In questo scenario, il contraccolpo sul sistema portuale italiano rischia di essere tutt’altro che limitato. Il porto di Genova, che è riuscito a stento a conservare un trend positivo nei traffici nonostante i fatti collegati al viadotto Polcevera, vede giungere dalla Cina il 15% delle merci movimentate complessive, percentuale che sale al 25% per il solo settore container.
Lo scorso decennio, lo scalo marittimo genovese ha osservato un aumento dei traffici marittimi, passando dai 65 milioni di tonnellate di merci movimentate nel 2011 alle 69,8 del 2019, con un aumento medio dell’1,7% annuo.
Definire uno scenario certo sull’anno in corso è prematuro, essendo la situazione in costante evoluzione.
Vista la già citata correlazione tra l’andamento generale dell’economia e l’andamento dei traffici marittimi, è possibile tentare di fare una previsione basandosi sulle statistiche del prodotto interno lordo. Le aspettative di crescita per il 2020 (+0,5% stimato dalla Banca Mondiale) sono oramai un miraggio, e vi sono già istituzioni pronte a scommettere in una contrazione del pil italiano tra l’1% e il 3% nel corso dell’anno.
Considerando il decennio passato, si può calcolare una correlazione tra le due variabili di 0.62 (tabella a sinistra)

Sebbene questo rapporto non sia eccessivamente elevato (il porto di Genova non è al servizio della sola economia nazionale), rende comunque possibile cercare di prevedere quale potrebbe essere l’evoluzione delle movimentazioni portuali nel 2020, considerando una contrazione del pil attesa del 2% (valore medio tra -1% e -3%).
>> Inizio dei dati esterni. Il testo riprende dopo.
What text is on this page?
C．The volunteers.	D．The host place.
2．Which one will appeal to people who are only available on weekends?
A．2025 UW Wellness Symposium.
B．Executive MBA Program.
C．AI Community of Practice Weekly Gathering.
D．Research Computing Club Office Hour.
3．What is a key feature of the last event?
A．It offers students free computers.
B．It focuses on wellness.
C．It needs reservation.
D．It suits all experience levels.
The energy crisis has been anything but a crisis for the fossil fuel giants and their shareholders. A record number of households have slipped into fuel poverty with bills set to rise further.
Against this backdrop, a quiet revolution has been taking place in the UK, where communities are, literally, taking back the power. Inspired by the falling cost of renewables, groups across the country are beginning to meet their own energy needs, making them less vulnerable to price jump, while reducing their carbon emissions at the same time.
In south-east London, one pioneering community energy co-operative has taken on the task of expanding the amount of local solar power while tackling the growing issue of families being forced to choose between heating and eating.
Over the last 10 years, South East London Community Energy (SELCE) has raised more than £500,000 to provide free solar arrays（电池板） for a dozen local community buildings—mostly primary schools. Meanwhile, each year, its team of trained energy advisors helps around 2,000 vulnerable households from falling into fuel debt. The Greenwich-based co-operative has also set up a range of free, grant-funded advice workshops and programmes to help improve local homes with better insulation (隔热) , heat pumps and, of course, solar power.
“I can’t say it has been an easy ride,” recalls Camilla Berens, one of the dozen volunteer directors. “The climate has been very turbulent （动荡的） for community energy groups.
Utilizzando il metodo della regressione lineare, in tale scenario, si prevede una contrazione del traffico movimentato nel porto di Genova del 3% circa (tabella a destra), con l’interruzione di una serie positiva dal 2016.
In questo calcolo non si tiene tuttavia conto di alcune variabili. Non si tiene conto della possibilità che i volumi di merci provenienti dalla Cina si riducano più che proporzionalmente, e che nel contempo possa ridursi l’export di prodotti italiani verso gli altri Paesi (per effetto di “scetticismo” nei confronti delle nostre merci). Insomma, lo scenario che si troverà ad affrontare il porto è del tutto inedito, difficilmente prevedibile ma che rischia di minare seriamente una economia con prospettive di crescita non propriamente incoraggianti.